Di dalam riwayat lain dikemukakan 'Ashim bin Sulaiman bahwa syaithan-syaithan di zaman Jahiliyyah berkeliaran pada malam hari antara Shafa dan Marwah, dan diantara kedua tempat itu terletak berhala-berhala mereka. Ketika Islam datang, berkatalah kaum Muslimin kepada Rasulullah ﷺ : "Ya Rasulullah kami tidak akan berthawaf antara Shafa dan Marwah, karena upacara itu biasa kami lakukan di zaman Jahiliyyah". Maka turunlah ayat tersebut diatas (QS 2 : 158). (HR. al-Hakim).

Tafsir Ayat
QS. 2 : 158. "Sesungguhnya Shafa dan Marwah adalah sebagian daripada syiar-syiar Allah. ...". Syiar adalah tanda. Kata jama'-nya ialah sya'air. Sya'airallah artinya tanda-tanda peribadatan kepada Allah. Ketika berhaji banyaklah terdapat syiar itu. Menyembelih hewan qurban selepas berhaji adalah tanda. Sholat di maqom Ibrahim adalah syiar ibadat. Thawaf, wuquf di Arafah, sa'i antara shafa dan marwah, melempar jumroh di Mina adalah tanda. ".... Maka barangsiapa yang haji ke Baitullah atau 'Umroh, maka tidak salah baginya mengerjakan sa'i antara keduanya. ...". Berhaji adalah waktu tertentu. Umroh adalah kewajiban di lain waktu, yang tidak wuquf dan berhenti di Muzdalifah dan di Mina. Tetapi haji dan 'Umroh sama-sama berihrom, sama-sama thawaf dan sama-sama sa'i. ".... Dan barangsiapa dengan sukarela berbuat kebaikan maka sesungguhnya Allah Maha Mensyukuri lagi Maha Mengetahui". Mengerjakan haji dan 'Umroh yang wajib hanya sekali seumur hidup. Tetapi jika orang ingin menambah lagi dengan tathawwu', menambah haji lagi dan menambah 'umroh lagi, maka Allah mensyukuri amalannya itu dan membalas budinya itu dengan baik. Dan semua ikhlas amalnya diketahui oleh Allah.
---------------
Bibliography :
Asbabun Nuzul, KH Qomaruddin, Penerbit CV. Diponegoro Bandung, Cetakan ke-5, 1985, halaman 48 - 49.
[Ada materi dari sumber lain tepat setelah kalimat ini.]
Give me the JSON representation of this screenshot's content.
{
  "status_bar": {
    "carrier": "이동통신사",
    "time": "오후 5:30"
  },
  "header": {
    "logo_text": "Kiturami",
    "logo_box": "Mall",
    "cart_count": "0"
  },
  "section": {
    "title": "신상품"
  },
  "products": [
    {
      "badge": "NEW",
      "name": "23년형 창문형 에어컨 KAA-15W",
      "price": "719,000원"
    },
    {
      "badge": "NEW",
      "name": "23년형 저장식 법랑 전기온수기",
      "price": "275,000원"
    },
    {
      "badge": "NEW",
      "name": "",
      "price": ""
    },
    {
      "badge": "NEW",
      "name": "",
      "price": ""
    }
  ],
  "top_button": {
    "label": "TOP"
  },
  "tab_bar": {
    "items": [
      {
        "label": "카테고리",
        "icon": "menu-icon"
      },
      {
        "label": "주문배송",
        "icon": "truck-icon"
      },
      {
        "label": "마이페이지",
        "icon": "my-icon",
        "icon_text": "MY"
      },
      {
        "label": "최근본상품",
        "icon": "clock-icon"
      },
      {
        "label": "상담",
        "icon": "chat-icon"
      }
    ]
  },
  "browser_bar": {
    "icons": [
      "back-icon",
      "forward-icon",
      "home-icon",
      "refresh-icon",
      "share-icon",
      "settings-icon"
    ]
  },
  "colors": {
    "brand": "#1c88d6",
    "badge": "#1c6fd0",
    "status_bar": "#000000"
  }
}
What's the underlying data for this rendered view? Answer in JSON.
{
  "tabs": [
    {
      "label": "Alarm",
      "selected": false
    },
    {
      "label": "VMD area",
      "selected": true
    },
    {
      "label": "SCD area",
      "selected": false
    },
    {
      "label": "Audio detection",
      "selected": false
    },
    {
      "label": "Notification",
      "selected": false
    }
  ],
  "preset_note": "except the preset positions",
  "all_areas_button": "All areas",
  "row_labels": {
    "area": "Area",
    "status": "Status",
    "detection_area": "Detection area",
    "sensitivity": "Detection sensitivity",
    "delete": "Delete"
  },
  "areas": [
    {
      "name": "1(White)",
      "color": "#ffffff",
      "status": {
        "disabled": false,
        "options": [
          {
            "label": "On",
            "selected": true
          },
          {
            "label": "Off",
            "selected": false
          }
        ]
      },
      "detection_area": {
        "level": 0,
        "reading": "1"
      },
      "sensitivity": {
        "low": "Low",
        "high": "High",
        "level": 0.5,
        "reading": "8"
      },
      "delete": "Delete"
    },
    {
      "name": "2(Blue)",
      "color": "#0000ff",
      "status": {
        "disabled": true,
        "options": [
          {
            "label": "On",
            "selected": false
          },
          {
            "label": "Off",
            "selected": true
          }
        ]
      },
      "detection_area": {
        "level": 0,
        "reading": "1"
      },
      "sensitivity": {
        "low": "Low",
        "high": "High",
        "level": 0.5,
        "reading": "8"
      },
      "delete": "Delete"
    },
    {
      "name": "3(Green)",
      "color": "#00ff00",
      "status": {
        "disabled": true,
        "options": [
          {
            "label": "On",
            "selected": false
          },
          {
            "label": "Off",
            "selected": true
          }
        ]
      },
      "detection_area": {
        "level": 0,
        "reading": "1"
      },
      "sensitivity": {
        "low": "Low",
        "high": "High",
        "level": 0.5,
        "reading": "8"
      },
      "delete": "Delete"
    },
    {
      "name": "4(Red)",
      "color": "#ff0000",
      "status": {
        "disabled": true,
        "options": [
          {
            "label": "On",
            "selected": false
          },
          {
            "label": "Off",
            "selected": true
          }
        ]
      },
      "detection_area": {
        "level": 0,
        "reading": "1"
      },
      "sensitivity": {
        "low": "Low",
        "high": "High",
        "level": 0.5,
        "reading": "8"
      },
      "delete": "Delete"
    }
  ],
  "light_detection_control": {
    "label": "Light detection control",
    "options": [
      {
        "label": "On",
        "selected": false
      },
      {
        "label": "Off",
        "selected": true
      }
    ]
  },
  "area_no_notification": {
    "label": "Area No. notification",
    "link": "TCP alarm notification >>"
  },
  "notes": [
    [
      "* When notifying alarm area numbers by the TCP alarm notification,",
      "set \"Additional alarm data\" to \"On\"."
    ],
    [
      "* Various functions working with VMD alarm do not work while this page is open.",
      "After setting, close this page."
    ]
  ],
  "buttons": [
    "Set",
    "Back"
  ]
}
Tafsir Al-Azhar Juzu' 2, Prof Dr. Haji Abdulmalik Abdulkarim Amrullah (Hamka), Penerbit PT. Pustaka Panjimas Jakarta, cetakan September 1987, halaman 27 - 30.
Al Qur'an Terjemahan Indonesia, Tim DISBINTALAD (Drs. H.A. Nazri Adlany, Drs. H. Hanafie Tamam dan Drs. H.A. Faruq Nasution); Penerbit P.T. Sari Agung Jakarta, cetakan ke tujuh 1994, halaman 43.